Council Member Don Guzman advocated the administration and County Council "work together" in the future on acquisition deals like this, instead of "leaving these (walls) up and making decisions at the very end when we're back against a corner on deadline."
White had mentioned the possibility of working with the administration to renegotiate the terms of the deal, suggesting that instead of paying $13 million all in cash, the county could offer the owners a portion of the value in land entitlements for developments mauka.
Administration and landowner representatives said Friday that such a renegotiation of the terms for this deal was "not likely."
"In concept, it's not a bad idea . . . but at this point, I think we just want to go by the terms of the contract. I'm afraid if we start getting into it . . . I see it as a long difficult process, and at this point I don't think that's realistic," Goodfellow said.
After the item is approved by council members in a second and final reading, most likely at the next scheduled County Council meeting Jan. 11, Goodfellow said the contract probably will be updated if needed and signed with the administration. He hopes the transaction can close within the next two to three months.
More than 20 people signed up to testify on the Launiupoko land purchase at the start of the meeting Friday, nearly all in favor of the county paying $13 million to secure the deal.
Lifelong Lahaina resident Anita Yamafuji, who was one of about two dozen Lahaina Honolua Senior Citizens Club members to attend the Friday meeting, said in testimony that the land was "priceless."
"I remember the old plantation days with a few camps and lots of open space, we'd walk to the beach. . . . There were only a handful of houses by the ocean at that time," Yamafuji said. "Things have changed, we can hardly see the ocean and need to find access by going through private property to get to the beach . . . This property is priceless and will be there for our children and grandchildren to enjoy years to come."
In other matters, the council unanimously approved a bill amending the circuit breaker tax credit, a program developed in the early 1990s to protect those with limited incomes, longtime residents and kupuna from escalating property assessments.
The bill passed Friday extends the filing deadline a month to Jan. 31, and White encouraged all homeowners who qualified for the tax break last year to apply again this year.

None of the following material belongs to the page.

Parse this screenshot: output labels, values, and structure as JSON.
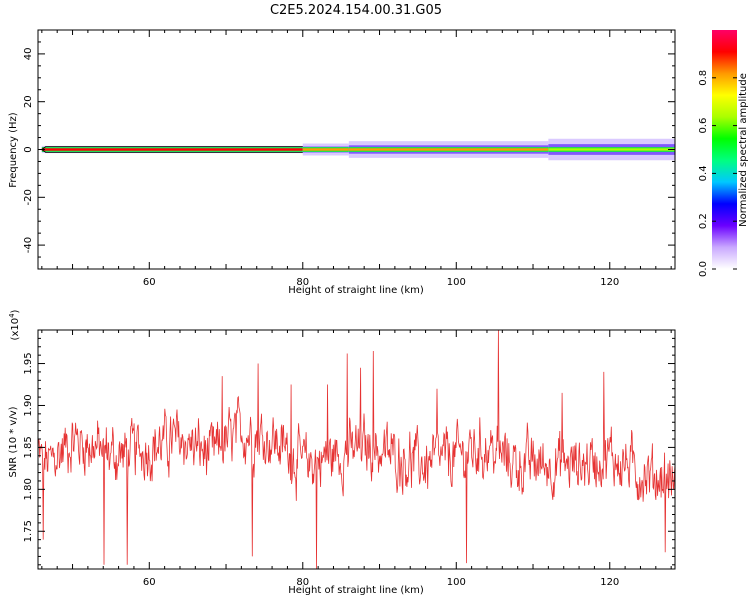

Council members will be working on a revision of the measure, which was passed earlier this year to catch cheaters but also may be excluding those who actually need it.
The council also passed on second and final reading:
* A bill amending the budget to correctly reflect general obligation bonds used in the Kalana O Maui campus expansion design of Phase 1A.
* A bill granting Grace Pacific LLC a conditional permit to re-establish a hot mix asphalt plant operation on Molokai.
The council passed on first reading, which requires another vote to become law:
* A bill appropriating $33,000 to install four lights at the football field at Lahaina Recreation Center. The field is currently used for football, soccer, rugby and other sports.
* A bill appropriating $335,000 to resurface two tennis courts and to rebuild two tennis courts at the Lahaina Civic Center Tennis Complex.
* A bill approving the acquisition of two parcels of land required for the construction of the Hauoli Street Drainage Improvements Project in Maalaea.
* A bill extending the deadline for the council to enact the Maui Island Plan's implementation program from Dec. 28 to March 31.